Unit 3: Developing LLMs

Published

October 20, 2025

In this unit, you will get an overview of different issues related to the development of large language models. In particular, the unit covers training strategies, the issue of data, emergent abilities of LLMs, and LLM alignment.

Lectures

The lectures begin by introducing the key stages in LLM development. Next, you will learn how LLMs are trained and how large-scale datasets and scaling laws shape their performance. Finally, the lectures explore the emergent abilities of these models and the techniques used to align them with human goals and values.

Section	Title	Video	Slides	Quiz
3.1	Introduction to LLM development	video	slides	quiz
3.2	Training LLMs	video	slides	quiz
3.3	Data for LLM pretraining	video	slides	quiz
3.4	Scaling laws	video	slides	quiz
3.5	Emergent abilities of LLMs	video	slides	quiz
3.6	LLM alignment	video	slides	quiz

Quiz deadline

To earn a wildcard for this unit, you must complete the quizzes no later than 2025-11-03.

Online meeting

During the online meeting, we will examine the ethical and environmental implications of LLMs. In particular, we will discuss the working conditions of human annotators who create alignment data, particularly in countries of the Global South, as well as the environmental costs of training and deploying these models.

Meeting details

The meeting will take place on 2025-11-04 between 18:00–20:00. A Zoom link will be sent out via the course mailing list.

Warning

Note that the date of the online meeting was changed at late notice!

Additional materials

Sample solutions to the quizzes
The Environmental Impact of ChatGPT
OpenAI Used Kenyan Workers to Make ChatGPT Less Toxic
Save the AI (Satirical Information on AI’s Environmental Impact)
Codecarbon (Track CO2 Emissions)

Lab

Lab 3 is about pretraining large language models.
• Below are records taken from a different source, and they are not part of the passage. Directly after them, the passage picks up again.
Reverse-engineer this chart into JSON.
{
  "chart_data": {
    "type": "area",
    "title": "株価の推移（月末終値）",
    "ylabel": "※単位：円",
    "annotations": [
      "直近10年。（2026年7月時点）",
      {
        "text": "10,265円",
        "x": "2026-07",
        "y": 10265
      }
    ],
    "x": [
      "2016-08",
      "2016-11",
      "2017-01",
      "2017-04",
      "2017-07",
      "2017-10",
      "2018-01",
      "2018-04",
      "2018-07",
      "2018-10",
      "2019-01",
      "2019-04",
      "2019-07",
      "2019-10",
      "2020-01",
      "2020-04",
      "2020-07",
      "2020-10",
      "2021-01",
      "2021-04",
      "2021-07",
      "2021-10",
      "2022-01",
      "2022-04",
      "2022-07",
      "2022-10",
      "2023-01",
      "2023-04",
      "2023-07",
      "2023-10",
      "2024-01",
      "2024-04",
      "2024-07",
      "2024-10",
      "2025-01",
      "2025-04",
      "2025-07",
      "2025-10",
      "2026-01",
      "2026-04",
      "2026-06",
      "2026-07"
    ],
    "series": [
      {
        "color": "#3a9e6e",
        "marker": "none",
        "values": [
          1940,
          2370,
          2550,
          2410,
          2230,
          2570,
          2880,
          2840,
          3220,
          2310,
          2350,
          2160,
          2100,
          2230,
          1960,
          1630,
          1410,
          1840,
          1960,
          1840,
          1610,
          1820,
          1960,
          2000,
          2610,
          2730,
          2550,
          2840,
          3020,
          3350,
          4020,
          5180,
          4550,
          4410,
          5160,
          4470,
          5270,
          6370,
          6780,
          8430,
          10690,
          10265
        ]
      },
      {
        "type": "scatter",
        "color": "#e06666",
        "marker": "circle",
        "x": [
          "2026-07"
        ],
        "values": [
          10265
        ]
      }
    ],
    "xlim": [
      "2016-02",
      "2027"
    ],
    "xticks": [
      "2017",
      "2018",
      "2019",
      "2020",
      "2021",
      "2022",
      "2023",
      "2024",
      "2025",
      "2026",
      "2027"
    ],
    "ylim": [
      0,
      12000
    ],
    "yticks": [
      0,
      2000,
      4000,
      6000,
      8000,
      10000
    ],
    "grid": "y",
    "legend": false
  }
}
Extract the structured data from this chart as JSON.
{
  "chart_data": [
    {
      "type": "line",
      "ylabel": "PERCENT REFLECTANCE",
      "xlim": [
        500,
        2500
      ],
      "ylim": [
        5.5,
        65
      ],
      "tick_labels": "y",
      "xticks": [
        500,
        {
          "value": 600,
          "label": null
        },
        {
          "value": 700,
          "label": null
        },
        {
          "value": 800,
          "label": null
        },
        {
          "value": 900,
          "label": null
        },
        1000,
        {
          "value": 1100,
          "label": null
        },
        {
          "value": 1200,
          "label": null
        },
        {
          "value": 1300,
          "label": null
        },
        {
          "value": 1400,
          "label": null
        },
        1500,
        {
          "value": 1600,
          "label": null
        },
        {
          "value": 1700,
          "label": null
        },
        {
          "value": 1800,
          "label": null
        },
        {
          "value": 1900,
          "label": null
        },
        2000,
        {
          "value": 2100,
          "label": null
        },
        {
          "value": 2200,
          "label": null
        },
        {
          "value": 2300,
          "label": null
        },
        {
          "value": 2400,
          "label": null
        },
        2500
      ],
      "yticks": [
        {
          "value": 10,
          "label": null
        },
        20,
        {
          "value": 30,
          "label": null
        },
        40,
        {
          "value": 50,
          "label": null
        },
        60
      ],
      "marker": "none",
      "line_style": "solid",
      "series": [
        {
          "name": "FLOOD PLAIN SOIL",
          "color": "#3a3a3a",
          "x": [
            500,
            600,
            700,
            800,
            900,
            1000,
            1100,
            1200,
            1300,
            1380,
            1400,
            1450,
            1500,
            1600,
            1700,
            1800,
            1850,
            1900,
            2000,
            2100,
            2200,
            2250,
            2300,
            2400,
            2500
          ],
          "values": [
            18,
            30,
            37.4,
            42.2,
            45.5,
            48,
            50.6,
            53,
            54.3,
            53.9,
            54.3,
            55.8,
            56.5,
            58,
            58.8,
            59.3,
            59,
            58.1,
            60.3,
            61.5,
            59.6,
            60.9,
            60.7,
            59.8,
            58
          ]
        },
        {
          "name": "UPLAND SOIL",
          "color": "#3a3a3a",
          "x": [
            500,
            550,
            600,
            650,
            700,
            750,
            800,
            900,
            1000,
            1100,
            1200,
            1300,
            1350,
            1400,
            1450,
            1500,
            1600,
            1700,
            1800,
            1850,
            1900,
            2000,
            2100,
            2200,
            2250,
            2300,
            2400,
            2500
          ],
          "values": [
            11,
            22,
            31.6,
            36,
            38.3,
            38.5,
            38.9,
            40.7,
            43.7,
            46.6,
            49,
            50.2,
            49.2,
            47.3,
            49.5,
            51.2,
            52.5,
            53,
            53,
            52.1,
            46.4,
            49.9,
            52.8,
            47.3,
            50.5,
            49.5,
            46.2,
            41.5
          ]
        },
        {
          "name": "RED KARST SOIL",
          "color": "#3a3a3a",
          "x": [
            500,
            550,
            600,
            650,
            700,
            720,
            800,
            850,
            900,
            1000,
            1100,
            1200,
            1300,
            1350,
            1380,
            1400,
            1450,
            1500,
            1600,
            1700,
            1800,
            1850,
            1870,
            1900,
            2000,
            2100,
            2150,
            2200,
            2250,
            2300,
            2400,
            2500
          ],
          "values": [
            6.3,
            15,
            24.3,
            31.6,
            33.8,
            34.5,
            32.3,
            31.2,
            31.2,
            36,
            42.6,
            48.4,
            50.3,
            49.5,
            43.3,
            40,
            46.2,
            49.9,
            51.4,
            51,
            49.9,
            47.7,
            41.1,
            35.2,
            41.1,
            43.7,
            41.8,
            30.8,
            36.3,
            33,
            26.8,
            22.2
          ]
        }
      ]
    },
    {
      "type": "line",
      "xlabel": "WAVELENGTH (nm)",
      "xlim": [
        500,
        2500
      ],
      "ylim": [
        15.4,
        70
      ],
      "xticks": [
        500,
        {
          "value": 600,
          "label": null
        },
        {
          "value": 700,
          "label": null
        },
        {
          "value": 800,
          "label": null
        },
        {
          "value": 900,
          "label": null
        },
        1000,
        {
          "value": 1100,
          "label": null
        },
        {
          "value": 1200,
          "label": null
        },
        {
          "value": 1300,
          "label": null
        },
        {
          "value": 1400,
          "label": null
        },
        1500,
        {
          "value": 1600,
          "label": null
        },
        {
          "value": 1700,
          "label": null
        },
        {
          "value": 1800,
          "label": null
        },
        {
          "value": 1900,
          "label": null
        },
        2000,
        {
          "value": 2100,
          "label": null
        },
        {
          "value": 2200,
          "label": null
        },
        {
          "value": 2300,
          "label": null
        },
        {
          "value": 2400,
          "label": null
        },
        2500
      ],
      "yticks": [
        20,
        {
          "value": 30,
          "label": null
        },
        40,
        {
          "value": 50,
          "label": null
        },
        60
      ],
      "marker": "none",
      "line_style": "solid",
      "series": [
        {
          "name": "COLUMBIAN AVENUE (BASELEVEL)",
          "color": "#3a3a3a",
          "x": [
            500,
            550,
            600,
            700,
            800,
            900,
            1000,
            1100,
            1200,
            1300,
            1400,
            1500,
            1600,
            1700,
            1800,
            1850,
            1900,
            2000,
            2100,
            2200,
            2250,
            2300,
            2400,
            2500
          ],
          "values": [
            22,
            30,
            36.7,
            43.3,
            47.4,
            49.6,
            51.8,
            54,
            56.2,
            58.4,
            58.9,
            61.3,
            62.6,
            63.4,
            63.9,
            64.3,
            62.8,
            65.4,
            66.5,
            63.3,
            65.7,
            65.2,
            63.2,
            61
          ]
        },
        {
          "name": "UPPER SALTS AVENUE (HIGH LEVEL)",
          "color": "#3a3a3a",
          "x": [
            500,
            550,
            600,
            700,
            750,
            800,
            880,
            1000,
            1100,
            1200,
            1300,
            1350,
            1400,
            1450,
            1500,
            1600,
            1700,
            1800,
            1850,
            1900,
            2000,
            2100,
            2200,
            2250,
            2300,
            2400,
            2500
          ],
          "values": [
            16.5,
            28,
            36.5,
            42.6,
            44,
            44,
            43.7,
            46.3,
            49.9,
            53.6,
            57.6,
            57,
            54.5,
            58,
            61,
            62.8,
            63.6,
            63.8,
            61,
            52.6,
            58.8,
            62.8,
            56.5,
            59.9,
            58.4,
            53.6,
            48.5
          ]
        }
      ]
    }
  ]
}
You will work through the full pretraining process for a GPT model, explore different settings, and implement optimisations that make training more efficient. You will also reflect on the impact of data curation on the quality of the pretrained model.

View the lab on GitLab

Review deadline

If you want a written review of this lab, you must submit it (via Lisam) no later than 2025-12-19.